The present empty squares and spaces in the Forbidden City were filled with small houses, courtyards and narrow streets that gave the city a lively lived-in character until they were destroyed by the Red Guard in the Cultural Revolution in the 1970s. Zhou Enlai gave orders to spare the Forbidden City. What remains is impressive but has a theme park quality.

Imperial Palace

Imperial Palace (within the Forbidden City) is the largest palace in the world. Established in the early 14th century and periodically hit by fire, rebuilt and expanded over the years, it covers 178 acres (a rectangle measuring 3,150-x-2,460 feet) and contains the world's largest moat (161 feet wide and 10,794 feet long and built according to French design). Now called the Palace Museum, it occupies most of the Forbidden City and is covers almost twice as much area as Tiananmen Square, the largest square in the world.

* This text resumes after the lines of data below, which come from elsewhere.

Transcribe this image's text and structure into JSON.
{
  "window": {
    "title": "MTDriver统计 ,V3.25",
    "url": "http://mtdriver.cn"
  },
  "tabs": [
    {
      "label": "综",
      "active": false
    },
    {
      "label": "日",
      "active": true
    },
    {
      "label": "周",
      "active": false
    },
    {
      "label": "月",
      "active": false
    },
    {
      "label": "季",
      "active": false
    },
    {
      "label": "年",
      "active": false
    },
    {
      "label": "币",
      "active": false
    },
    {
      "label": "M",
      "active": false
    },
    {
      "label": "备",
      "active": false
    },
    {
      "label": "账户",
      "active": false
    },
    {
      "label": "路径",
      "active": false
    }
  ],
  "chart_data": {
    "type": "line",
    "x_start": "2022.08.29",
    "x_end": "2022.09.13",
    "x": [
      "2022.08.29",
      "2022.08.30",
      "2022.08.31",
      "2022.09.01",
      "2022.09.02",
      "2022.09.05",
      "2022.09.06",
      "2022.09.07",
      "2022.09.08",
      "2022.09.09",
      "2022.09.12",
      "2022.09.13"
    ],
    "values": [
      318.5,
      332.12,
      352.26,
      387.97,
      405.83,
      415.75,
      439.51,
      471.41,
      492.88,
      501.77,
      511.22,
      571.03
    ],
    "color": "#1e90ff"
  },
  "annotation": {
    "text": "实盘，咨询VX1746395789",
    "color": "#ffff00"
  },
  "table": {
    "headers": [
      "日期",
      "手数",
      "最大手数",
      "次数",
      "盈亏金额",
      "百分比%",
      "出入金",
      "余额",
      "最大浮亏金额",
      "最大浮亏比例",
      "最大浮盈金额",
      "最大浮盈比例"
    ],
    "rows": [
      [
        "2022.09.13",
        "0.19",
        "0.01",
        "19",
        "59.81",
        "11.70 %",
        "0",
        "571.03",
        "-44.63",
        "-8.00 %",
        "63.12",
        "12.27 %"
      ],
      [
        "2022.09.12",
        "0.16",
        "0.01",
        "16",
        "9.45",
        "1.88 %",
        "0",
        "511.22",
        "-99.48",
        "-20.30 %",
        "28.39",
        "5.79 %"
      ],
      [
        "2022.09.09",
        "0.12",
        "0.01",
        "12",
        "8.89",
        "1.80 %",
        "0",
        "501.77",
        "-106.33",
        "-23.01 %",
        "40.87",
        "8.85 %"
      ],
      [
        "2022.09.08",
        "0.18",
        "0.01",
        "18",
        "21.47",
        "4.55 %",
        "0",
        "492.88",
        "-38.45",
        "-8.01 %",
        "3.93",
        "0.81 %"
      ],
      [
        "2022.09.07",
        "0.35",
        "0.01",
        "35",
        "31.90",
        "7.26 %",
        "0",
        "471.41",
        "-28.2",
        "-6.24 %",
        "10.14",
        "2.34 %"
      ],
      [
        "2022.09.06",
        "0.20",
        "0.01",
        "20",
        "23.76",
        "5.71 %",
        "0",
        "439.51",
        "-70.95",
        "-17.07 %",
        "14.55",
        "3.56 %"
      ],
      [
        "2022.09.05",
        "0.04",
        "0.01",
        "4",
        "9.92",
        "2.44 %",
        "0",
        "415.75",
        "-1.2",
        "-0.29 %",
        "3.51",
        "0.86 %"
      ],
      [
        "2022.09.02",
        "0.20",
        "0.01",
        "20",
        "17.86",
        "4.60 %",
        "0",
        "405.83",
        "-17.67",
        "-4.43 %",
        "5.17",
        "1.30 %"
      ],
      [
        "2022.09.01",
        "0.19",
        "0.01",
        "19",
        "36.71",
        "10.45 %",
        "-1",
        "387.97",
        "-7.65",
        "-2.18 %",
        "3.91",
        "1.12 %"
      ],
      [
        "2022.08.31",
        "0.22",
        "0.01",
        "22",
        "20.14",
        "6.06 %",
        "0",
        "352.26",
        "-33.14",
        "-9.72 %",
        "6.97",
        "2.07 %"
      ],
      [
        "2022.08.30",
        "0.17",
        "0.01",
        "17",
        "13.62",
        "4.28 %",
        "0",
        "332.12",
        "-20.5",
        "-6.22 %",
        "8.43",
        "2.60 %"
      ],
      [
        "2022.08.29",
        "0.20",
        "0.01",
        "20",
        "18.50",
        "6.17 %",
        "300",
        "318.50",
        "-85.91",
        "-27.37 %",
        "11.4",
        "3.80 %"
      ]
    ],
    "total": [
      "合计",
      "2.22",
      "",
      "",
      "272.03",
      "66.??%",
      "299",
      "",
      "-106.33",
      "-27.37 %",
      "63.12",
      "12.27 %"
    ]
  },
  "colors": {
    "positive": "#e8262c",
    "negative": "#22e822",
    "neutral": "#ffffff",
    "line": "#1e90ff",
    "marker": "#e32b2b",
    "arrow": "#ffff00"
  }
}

On each of the four corners of the wall is a watch tower. The basic design of the watchtowers — with 9 roof beams, 18 pillars and 72 ridgepoles — appeared in a dream of one of the emperors, according to one story. Craftsmen were asked to make watchtowers that fit this design and feared they would lose their heads when they couldn’t Just when they feared all was lost an old man — Lu Bam , the Grandfather of all Chinese carpenters’showed up with a grasshopper cage that was designed exactly according to the specifications of the Emperor’s dream.

Palace Museum

The Palace Museum, founded in 1925, is a national museum housed inside the Forbidden City, the imperial palace of the Ming (1368-1683) and Qing (1644-1911) Dynasties. The Palace Museum holds over 1,807,558 artifacts, including paintings, pottery, inscribed wares, bronze wares, and court documents. There are over a million rare and valuable works of art in the museum's collection.

Palace Museum displays some of the most impressive jewelry and art in all China. Among the treasures are silver and jade kitchen utensils, musical instruments, silk screen paintings, glazed tiles, imperial seals, paintings, calligraphy, lacquerware, porcelain, enamels, gold vessels, silverware and ancient jade articles and bronzes. Although the collection is impressive and vast the collection in National Palace Museum in Taiwan is much better. It has a better assemblage of quality pieces.

The Palace Museum objects are mostly in the buildings of the Six Eastern and Western Palaces and the Eastern Outer Palaces. Highlight include a gold dragon robe made of peacock feathers, pearls and coral beads and several gem-inlaid, gold towers that each weigh over 225 pounds. The Golden Pagoda of Hair was made under the orders of the Qianlong Emperor to preserve the hair lost through daily combing. Web Site: Palace Museum Official Site

Treasures of the Palace Museum

Yaxu Rectangular Vessel (Bronzeware Hall of Chengqian Palace) is a bronze Xu wine container popular from the Shang Dynasty (1700-1100 B.C) to the Warring States period (475 B.C.-221 B.C.). It is 38 centimeters wide, 45.5 centimeters tall with a caliber measuring 33.6 * 33.4 centimeters. The vessel weighs 21.4 kilograms and has four handles on each side in the form of an elephant's head. Between the two handles are decorations of other unknown animals. The body is covered with motifs of dragons and animal masks against a thunder pattern. [Source: Elaine Duan,, May 9, 2012]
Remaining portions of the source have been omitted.